At the end of our BlackHat presentation on which we unveiled our TitanEngine project we promised to keep supporting it and to publish one unpacker demo per week. And this was true since our first update release for TitanEngine contained quite a few samples.

But since the next update isn't all that close we will stick to our word and publish and blog about the samples ReversingLabs itself contributes. In that spirit we are revisiting the packer we created for mPack ages ago.
So why is mPack interesting? Just because we haven't yet published a source for unpacker that uses overlay to store the compressed file. Interested? Read on...

Ovelay is by definition a piece of data appended to the end of the PE file. In this case that appended data is a compressed executable which sounds logical since we know that mPack was written in Delphi as a proof of concept packer, and since overlay packing is the most simplest form of packing it was used here. The trouble with this is that the compression method weren't documented so we need to "guess" what kind of compression was used and how it was implemented. Which is the fun part of reverse engineering.

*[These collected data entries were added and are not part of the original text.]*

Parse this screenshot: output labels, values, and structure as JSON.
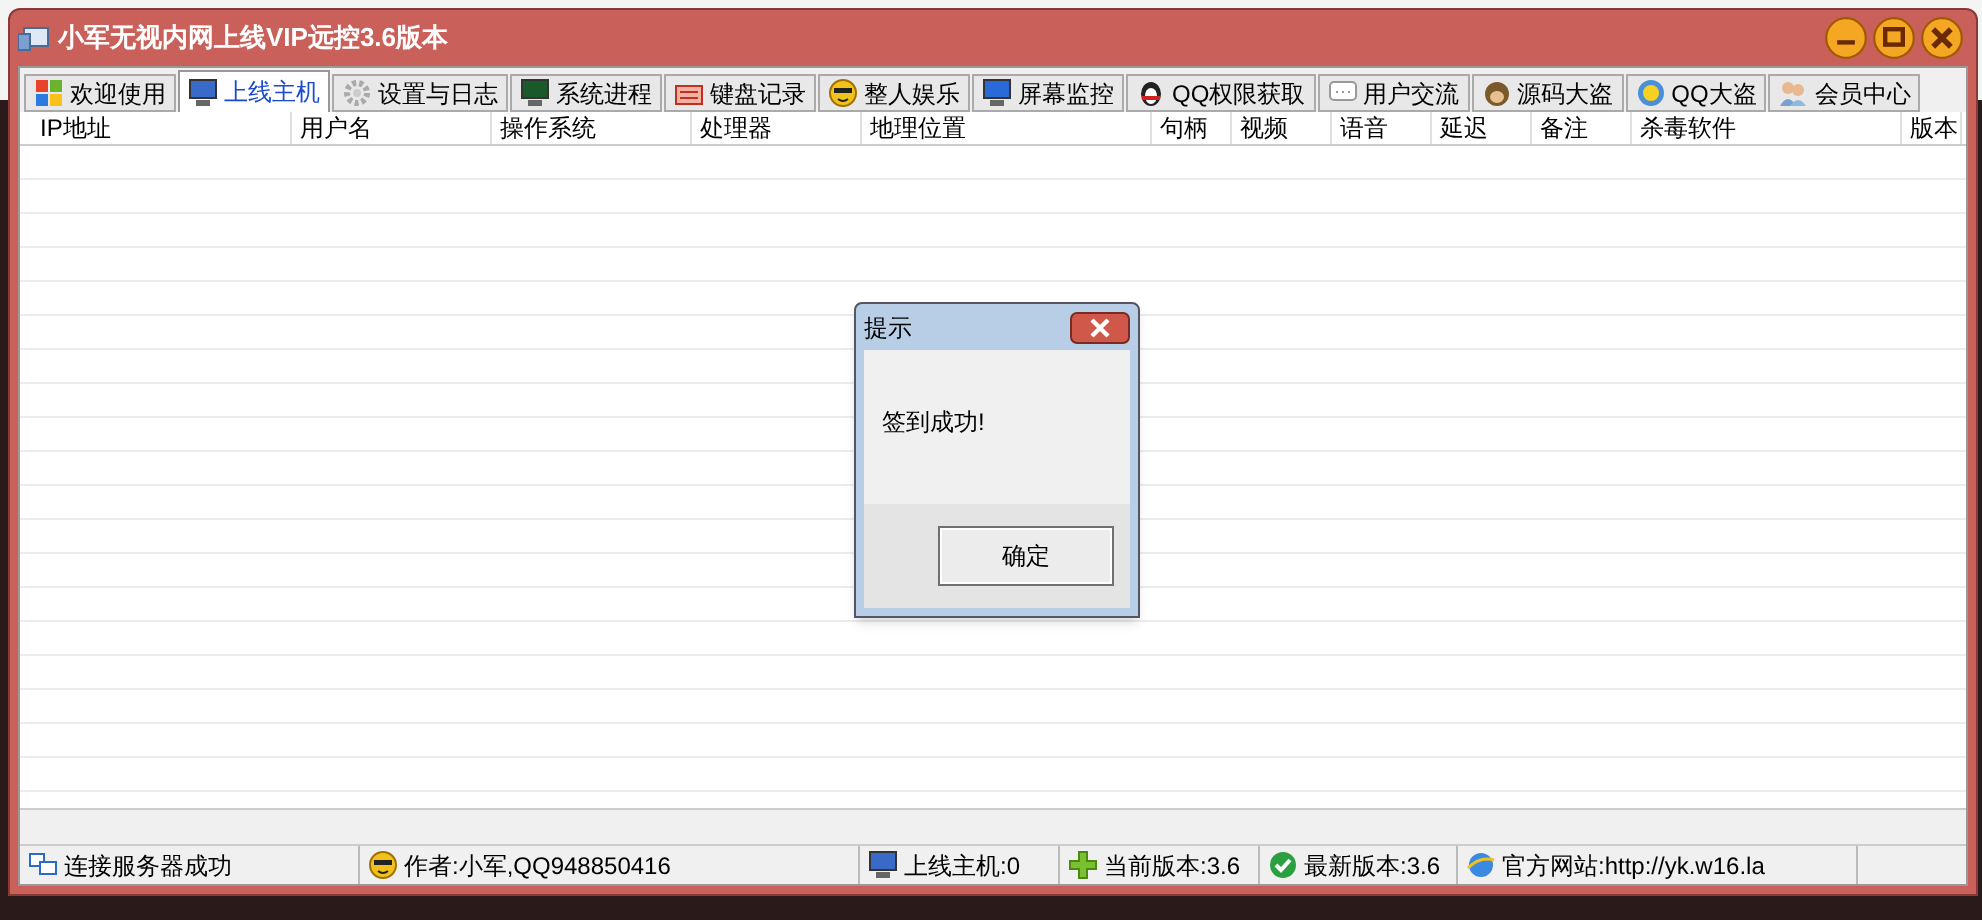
{
  "window": {
    "title": "小军无视内网上线VIP远控3.6版本"
  },
  "tabs": [
    {
      "label": "欢迎使用",
      "selected": false
    },
    {
      "label": "上线主机",
      "selected": true
    },
    {
      "label": "设置与日志",
      "selected": false
    },
    {
      "label": "系统进程",
      "selected": false
    },
    {
      "label": "键盘记录",
      "selected": false
    },
    {
      "label": "整人娱乐",
      "selected": false
    },
    {
      "label": "屏幕监控",
      "selected": false
    },
    {
      "label": "QQ权限获取",
      "selected": false
    },
    {
      "label": "用户交流",
      "selected": false
    },
    {
      "label": "源码大盗",
      "selected": false
    },
    {
      "label": "QQ大盗",
      "selected": false
    },
    {
      "label": "会员中心",
      "selected": false
    }
  ],
  "table": {
    "columns": [
      "IP地址",
      "用户名",
      "操作系统",
      "处理器",
      "地理位置",
      "句柄",
      "视频",
      "语音",
      "延迟",
      "备注",
      "杀毒软件",
      "版本"
    ]
  },
  "dialog": {
    "title": "提示",
    "message": "签到成功!",
    "button": "确定"
  },
  "status_bar": [
    "连接服务器成功",
    "作者:小军,QQ948850416",
    "上线主机:0",
    "当前版本:3.6",
    "最新版本:3.6",
    "官方网站:http://yk.w16.la"
  ]
}
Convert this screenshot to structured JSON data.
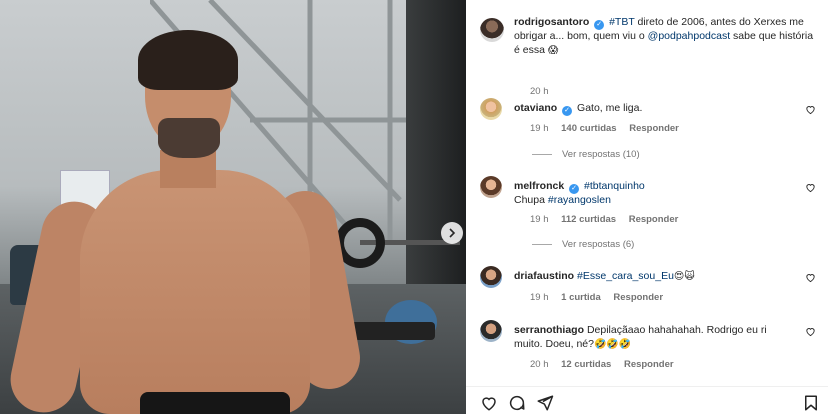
{
  "post": {
    "author": "rodrigosantoro",
    "caption_parts": {
      "hashtag": "#TBT",
      "text_a": " direto de 2006, antes do Xerxes me obrigar a... bom, quem viu o ",
      "mention": "@podpahpodcast",
      "text_b": " sabe que história é essa ",
      "emoji": "😱"
    },
    "time": "20 h"
  },
  "comments": [
    {
      "user": "otaviano",
      "verified": true,
      "text": "Gato, me liga.",
      "time": "19 h",
      "likes": "140 curtidas",
      "reply": "Responder",
      "view_replies": "Ver respostas (10)"
    },
    {
      "user": "melfronck",
      "verified": true,
      "hashtag": "#tbtanquinho",
      "text_line2_plain": "Chupa ",
      "text_line2_tag": "#rayangoslen",
      "time": "19 h",
      "likes": "112 curtidas",
      "reply": "Responder",
      "view_replies": "Ver respostas (6)"
    },
    {
      "user": "driafaustino",
      "verified": false,
      "hashtag": "#Esse_cara_sou_Eu",
      "emoji": "😍🙀",
      "time": "19 h",
      "likes": "1 curtida",
      "reply": "Responder"
    },
    {
      "user": "serranothiago",
      "verified": false,
      "text": "Depilaçãaao hahahahah. Rodrigo eu ri muito. Doeu, né?",
      "emoji": "🤣🤣🤣",
      "time": "20 h",
      "likes": "12 curtidas",
      "reply": "Responder"
    }
  ],
  "icons": {
    "heart": "heart-icon",
    "comment": "comment-icon",
    "share": "share-icon",
    "save": "bookmark-icon",
    "next": "chevron-right-icon",
    "verified": "verified-badge-icon"
  },
  "colors": {
    "verified": "#3897f0",
    "link": "#00376b",
    "muted": "#737373"
  }
}
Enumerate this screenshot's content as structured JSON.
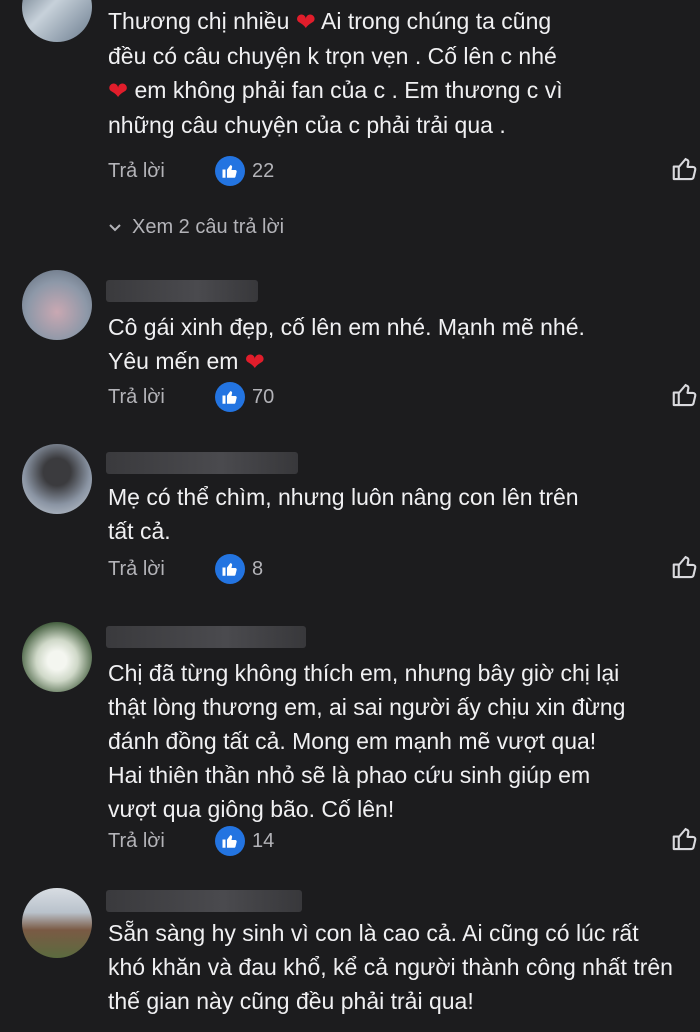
{
  "comments": [
    {
      "text_parts": [
        "Thương chị nhiều ",
        " Ai trong chúng ta cũng\nđều có câu chuyện k trọn vẹn . Cố lên c nhé\n",
        " em không phải fan của c . Em thương c vì\nnhững câu chuyện của c phải trải qua ."
      ],
      "reply": "Trả lời",
      "likes": "22",
      "replies_link": "Xem 2 câu trả lời"
    },
    {
      "text_parts": [
        "Cô gái xinh đẹp, cố lên em nhé. Mạnh mẽ nhé.\nYêu mến em "
      ],
      "reply": "Trả lời",
      "likes": "70"
    },
    {
      "text": "Mẹ có thể chìm, nhưng luôn nâng con lên trên\ntất cả.",
      "reply": "Trả lời",
      "likes": "8"
    },
    {
      "text": "Chị đã từng không thích em, nhưng bây giờ chị lại\nthật lòng thương em, ai sai người ấy chịu xin đừng\nđánh đồng tất cả. Mong em mạnh mẽ vượt qua!\nHai thiên thần nhỏ sẽ là phao cứu sinh giúp em\nvượt qua giông bão. Cố lên!",
      "reply": "Trả lời",
      "likes": "14"
    },
    {
      "text": "Sẵn sàng hy sinh vì con là cao cả. Ai cũng có lúc rất\nkhó khăn và đau khổ, kể cả người thành công nhất trên\nthế gian này cũng đều phải trải qua!"
    }
  ],
  "icons": {
    "heart": "heart-emoji",
    "like_badge": "thumbs-up-badge-icon",
    "like_button": "thumbs-up-outline-icon",
    "chevron": "chevron-down-icon"
  },
  "colors": {
    "background": "#1c1c1e",
    "text": "#f0f0f2",
    "muted": "#b3b3b8",
    "like_blue": "#2374e1",
    "heart_red": "#e11d2b"
  }
}
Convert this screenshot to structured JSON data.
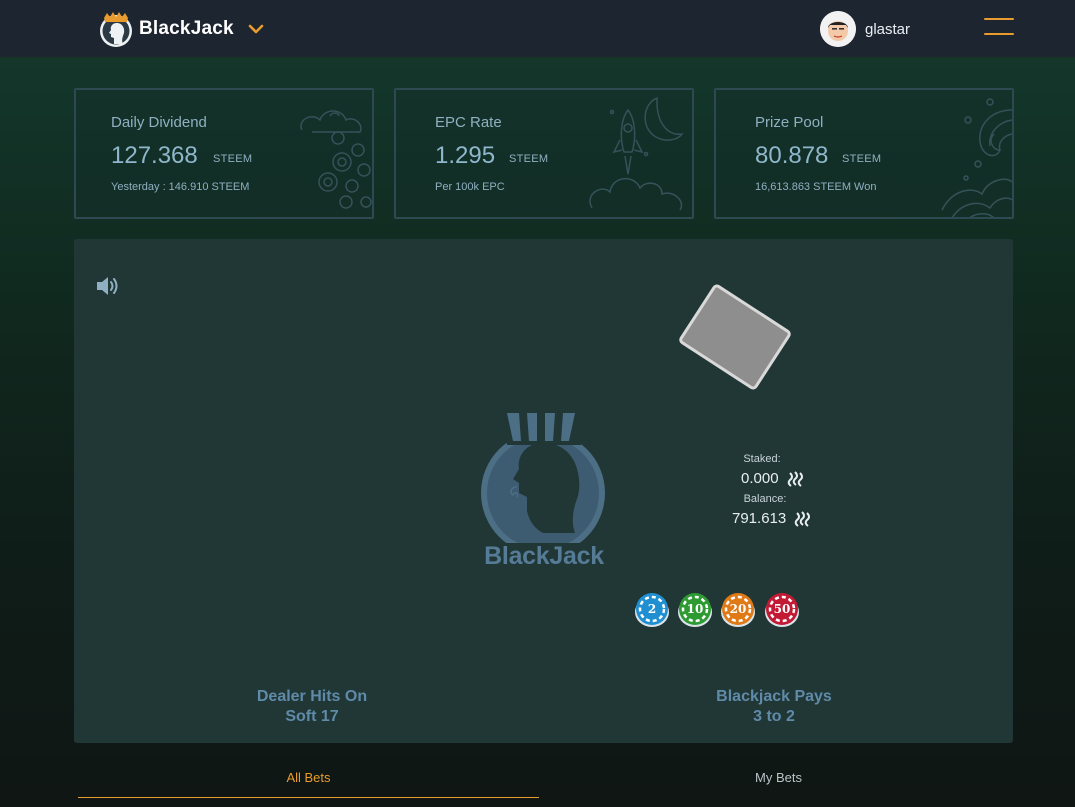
{
  "header": {
    "brand_name": "BlackJack",
    "username": "glastar"
  },
  "stats": [
    {
      "title": "Daily Dividend",
      "value": "127.368",
      "unit": "STEEM",
      "sub": "Yesterday : 146.910 STEEM"
    },
    {
      "title": "EPC Rate",
      "value": "1.295",
      "unit": "STEEM",
      "sub": "Per 100k EPC"
    },
    {
      "title": "Prize Pool",
      "value": "80.878",
      "unit": "STEEM",
      "sub": "16,613.863 STEEM Won"
    }
  ],
  "game": {
    "logo_text": "BlackJack",
    "staked_label": "Staked:",
    "staked_value": "0.000",
    "balance_label": "Balance:",
    "balance_value": "791.613",
    "chips": [
      {
        "label": "2",
        "color": "#1f8fd1"
      },
      {
        "label": "10",
        "color": "#2e9a32"
      },
      {
        "label": "20",
        "color": "#e07a16"
      },
      {
        "label": "50",
        "color": "#c21a35"
      }
    ],
    "rule_left_line1": "Dealer Hits On",
    "rule_left_line2": "Soft 17",
    "rule_right_line1": "Blackjack Pays",
    "rule_right_line2": "3 to 2"
  },
  "tabs": [
    {
      "label": "All Bets",
      "active": true
    },
    {
      "label": "My Bets",
      "active": false
    }
  ],
  "colors": {
    "accent": "#e99b2e",
    "header_bg": "#1d2630",
    "table_bg": "#213736"
  }
}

There are two things we can do here and we are going to use both approaches for both supported and known version of mPack. Firstly we can reverse the stub which decompresses the packed overlay and this is fairly easy. We can set a few breakpoints on CreateFileA and ReadFile to see when the overlay is read and then just trace until we find the algorithm in charge of decompression and just rip it so that it can be used to unpack compressed memory segment. When talking about mPack 0.2 you need to realize that compressed overlay is segmented and compressed by chunks of 0x1000 bytes of code. Each segment in the compressed overlay begins with the DWORD which tells you the size of the compressed segment. Therefore you need to keep decompressing and reconstructing the  file while that DWORD is greater then zero. Once all segments are unpacked you are done.

Second approach can be used and applied to mPack 0.3. This is a lazy man approach and that means no code tracing whatsoever. Like it? We did too. So what you want to do is just extract the overlay and take a look at the compressed overlay. Once again there is a DWORD before the compressed data. Since that DWORD is greater then the size of the overlay and its a nice and round number its safe to assume that that is the size of decompressed that. But what compression algorithm was used. First byte of the compressed overlay is 0x78, so one quick Google search and we get to this website which kindly points us to zlib compression. Yes, just that easy. No code tracing at all. But same info could be found if we got our hands dirty for a few seconds and did some file analysis.

Once the two are put together you come up with a nice unpacker which demonstrates how to use TitanEngine to write static unpackers, more specifically how to unpack packers which store compressed binaries inside overlay. And that is something we haven't shown in our samples which makes this a nice Monday exercise.